Question

$\text{List I}$ has four entries and $\text{List II}$ has five entries. Each entry of $\text{List I}$ is to be correctly matched with one or more than one entries of $\text{List II}.$

$\begin{array}{cccc}& \text{List I}& & \text{List II}\\ \text{(A)}& \text{Possible value(s) of}\sqrt{i}+\sqrt{-i}\text{is (are)}& \text{(P)}& \sqrt{2}\\ \text{(B)}& \text{If}{z}^3=\overline{z}(z\ne 0),& \text{(Q)}& i\\ & \text{then possible values of}z\text{is/are}& & \\ \text{(C)}& 1+\frac{1}{4}+\frac{1\cdot 3}{4\cdot 8}+\frac{1\cdot 3\cdot 5}{4\cdot 8\cdot 12}+\cdots \cdots \infty & \text{(R)}& \sqrt{2}i\\ \text{(D)}& \frac{1}{3^2+1}+\frac{1}{4^2+2}+\frac{1}{5^2+3}+\cdots \cdots \infty & \text{(S)}& \frac{1}{2}\\ & & \text{(T)}& \frac{13}{36}\end{array}$

Which of the following is CORRECT combination?

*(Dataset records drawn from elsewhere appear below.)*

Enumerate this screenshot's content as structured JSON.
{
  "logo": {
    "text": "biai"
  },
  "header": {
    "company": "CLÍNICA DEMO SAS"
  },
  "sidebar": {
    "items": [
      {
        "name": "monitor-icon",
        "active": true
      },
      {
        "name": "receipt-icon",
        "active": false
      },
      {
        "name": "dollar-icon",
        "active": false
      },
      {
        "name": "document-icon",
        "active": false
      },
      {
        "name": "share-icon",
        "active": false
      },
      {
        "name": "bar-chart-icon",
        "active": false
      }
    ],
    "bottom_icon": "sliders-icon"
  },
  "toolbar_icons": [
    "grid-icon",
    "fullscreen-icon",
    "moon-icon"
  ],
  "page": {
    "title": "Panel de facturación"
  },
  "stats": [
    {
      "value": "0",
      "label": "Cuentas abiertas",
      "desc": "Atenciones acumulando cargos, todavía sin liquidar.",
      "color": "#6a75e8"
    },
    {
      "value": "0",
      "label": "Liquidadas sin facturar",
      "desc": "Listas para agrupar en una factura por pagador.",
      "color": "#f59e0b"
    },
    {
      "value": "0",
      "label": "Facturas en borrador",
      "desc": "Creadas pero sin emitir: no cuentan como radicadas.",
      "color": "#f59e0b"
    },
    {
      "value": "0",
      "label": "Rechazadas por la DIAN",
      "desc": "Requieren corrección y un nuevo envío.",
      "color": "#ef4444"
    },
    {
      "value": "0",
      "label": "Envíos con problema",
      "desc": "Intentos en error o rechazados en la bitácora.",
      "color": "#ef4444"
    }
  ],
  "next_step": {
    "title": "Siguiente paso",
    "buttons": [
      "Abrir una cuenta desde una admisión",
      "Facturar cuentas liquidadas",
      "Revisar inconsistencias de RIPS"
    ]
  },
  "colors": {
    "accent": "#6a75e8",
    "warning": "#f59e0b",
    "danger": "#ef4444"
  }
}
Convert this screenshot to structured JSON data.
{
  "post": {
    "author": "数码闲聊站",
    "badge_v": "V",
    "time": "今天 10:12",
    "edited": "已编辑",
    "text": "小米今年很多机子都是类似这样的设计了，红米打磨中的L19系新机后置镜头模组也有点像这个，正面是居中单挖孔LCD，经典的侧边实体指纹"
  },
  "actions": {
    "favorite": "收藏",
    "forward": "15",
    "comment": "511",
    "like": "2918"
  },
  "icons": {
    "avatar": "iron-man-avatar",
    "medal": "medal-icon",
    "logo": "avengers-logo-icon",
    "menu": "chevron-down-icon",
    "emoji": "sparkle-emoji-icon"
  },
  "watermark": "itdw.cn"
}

• A. $\left(C\right)\to \left(P\right);\left(D\right)\to \left(T\right)$
• B. $\left(C\right)\to \left(S\right);\left(D\right)\to \left(P\right)$
• C. $\left(C\right)\to \left(S\right);\left(D\right)\to \left(T\right)$
• D. $\left(C\right)\to \left(P\right);\left(D\right)\to \left(S\right)$

Answer 1

The correct option is A $\left(C\right)\to \left(P\right);\left(D\right)\to \left(T\right)$

$\left(C\right)$
$1+\frac{1}{4}+\frac{1\cdot 3}{4\cdot 8}+\frac{1\cdot 3\cdot 5}{4\cdot 8\cdot 12}+\cdots \cdots \infty (1+x{)}^n=1+nx+\frac{n(n-1)x^2}{2!}+\cdots$
Comparing both, we get
$\Rightarrow nx=\frac{1}{4}\cdots \left(1\right)\Rightarrow \frac{n(n-1)x^2}{2}=\frac{3}{32}$
Using equation $\left(1\right)$, we get
$\Rightarrow \frac{n(n-1)}{32n^2}=\frac{3}{32}\Rightarrow \frac{n-1}{n}=3\Rightarrow n=-\frac{1}{2}\Rightarrow x=-\frac{1}{2}$

$\therefore$ Required Sum
$={(1-\frac{1}{2})}^{-1/2}=\sqrt{2}$
$\left(C\right)\to \left(P\right)$

$\left(D\right)$
$\frac{1}{3^2+1}+\frac{1}{4^2+2}+\frac{1}{5^2+3}+\cdots \cdots \infty$
General term of the series is
$T_n=\frac{1}{n^2+(n-2)}n=3,4,5,\dots \dots \Rightarrow T_n=\frac{1}{3}[\frac{1}{n-1}-\frac{1}{n+2}]$

Now,
$S=\sum _{n=3}^{\infty }{T}_n\Rightarrow 3S=\sum _{n=3}^{\infty }[\frac{1}{n-1}-\frac{1}{n+2}]\Rightarrow 3S=[(\frac{1}{2}-\frac{1}{5})+(\frac{1}{3}-\frac{1}{6})+(\frac{1}{4}-\frac{1}{7})+(\frac{1}{5}-\frac{1}{8})+\dots ]\Rightarrow 3S=[\frac{1}{2}+\frac{1}{3}+\frac{1}{4}]\therefore S=\frac{13}{36}$
$\left(D\right)\to \left(T\right)$